Report: ICE staffing, training issues hindering deportations
- By FederalSoup Staff
- Apr 20, 2017
Immigration and Customs Enforcement needs to improve its supervision of employees and management in order to appropriately meet the agency’s deportation goals and policies, a Department of Homeland Security inspector general found.
The report, “ICE Deportation Operations,” is one of two inspections looking into the agency’s management of immigrants under its supervision that aim to determine whether systemic factors are hampering ICE’s deportation process.
President Trump has called for an increase of 10,000 ICE officers as well as 5,000 Border Patrol agents as part of an effort to enforce the new administration’s immigration plan.

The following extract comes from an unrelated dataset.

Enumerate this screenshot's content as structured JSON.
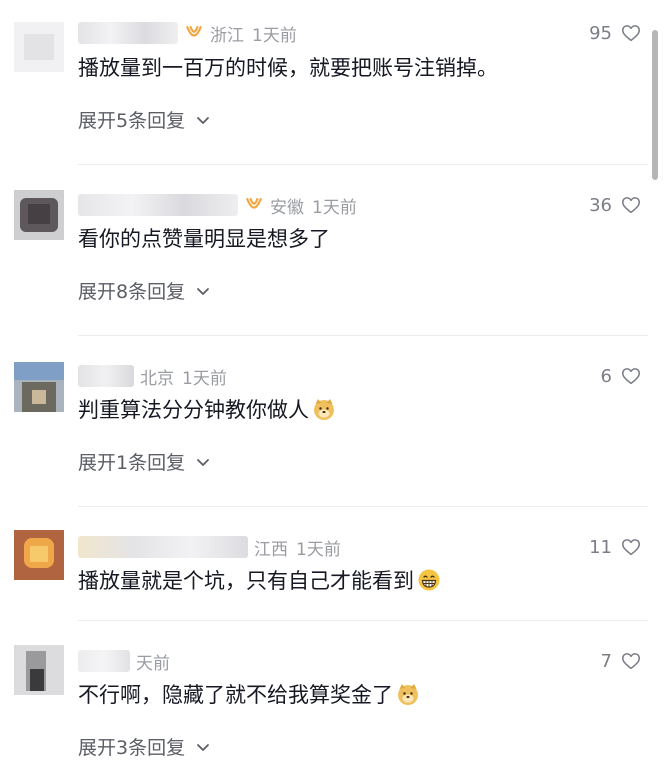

However, the new report shows that the agency is facing a number of deficiencies with the workforce it already has.
According to the report, ICE does not: effectively prepare its workforce to handle complicated deportations; provide clear policies and procedures or sufficient training; or ensure that officer workloads are balanced and achievable.
“These management deficiencies and unresolved obstacles make it difficult for ICE to deport aliens expeditiously” the report notes, adding that the agency “is almost certainly not deporting all the aliens who could be deported and will likely not be able to keep up with growing numbers of deportable aliens.”
Five recommendations of improvement were made, including updating and revising its policies and procedures, address staff workloads at its field offices and developing a standardized training program.